Aktuelle Ergebnisse belegen, dass in der gesamten Bevölkerung weniger geraucht wird. Ich lasse mit mir als ehemaligem Raucher darüber streiten, ob das Verhältnis bei 80 zu 20 oder 70 zu 30 liegt, also 30 % oder 20 % der erwachsenen Bevölkerung noch rauchen. An der Stelle sind die Statistiken nicht ganz aussagefähig. Aber es gibt erfreuliche Tendenzen. Insgesamt wird weniger geraucht. Das ist im Hinblick auf den Gesundheitsschutz ein wichtiger Schritt, und zwar insbesondere bei Jugendlichen. Die Symbolik des Rauchens als ein Merkmal des Erwachsenseins wechselt in „Rauchen ist uncool“. Das ist eine Entwicklung, die meiner Ansicht nach gut ist.

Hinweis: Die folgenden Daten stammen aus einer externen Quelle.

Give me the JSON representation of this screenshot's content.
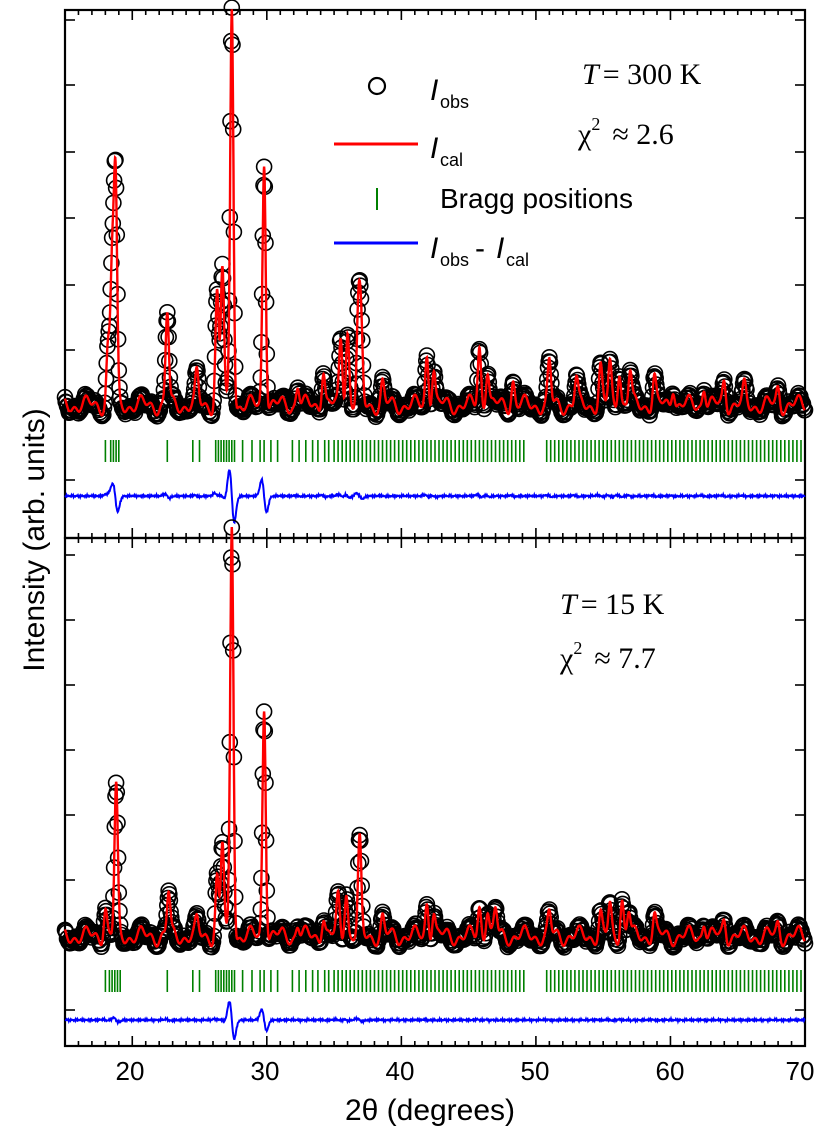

Ich will mich abschließend kurz den Dingen widmen, die insbesondere in der politischen Diskussion eine Rolle spielen. Dabei geht es zum Beispiel um die Frage: Schränkt der Nichtraucherschutz die individuelle Freiheit des Einzelnen zu sehr ein? Gilt das auch für die in Nordrhein-Westfalen vorgesehenen gesetzlichen Regelungen, die in anderen Bundesländern ja schon verankert worden sind?

Nikotin gehört wie Alkohol zu den legalen Drogen, für die man sich frei entscheidet. Wann Sucht die souveräne Entscheidungsfreiheit tangiert, werde ich an dieser Stelle einmal außer Betracht lassen und nicht vertiefen. Allerdings gilt hier auch der Grundsatz: Die Freiheit des Einzelnen endet dort, wo die Freiheit des Anderen beginnt. – Mit diesen Worten beschrieb der Philosoph Immanuel Kant – vor ihm und nach ihm einige andere auch –, wie es sich mit der Freiheit und den Grenzsetzungen verhält. Also, frei nach Kant: Die Freiheit des Rauchers findet ihre Grenze bei der Freiheit des Nichtrauchers.

Denn klar ist: Passivrauchen schränkt die Freiheit der Nichtraucher ein. Es ist mit nicht unerheblichen gesundheitlichen Risiken verbunden. Das ist, glaube ich, wissenschaftlich unstrittig.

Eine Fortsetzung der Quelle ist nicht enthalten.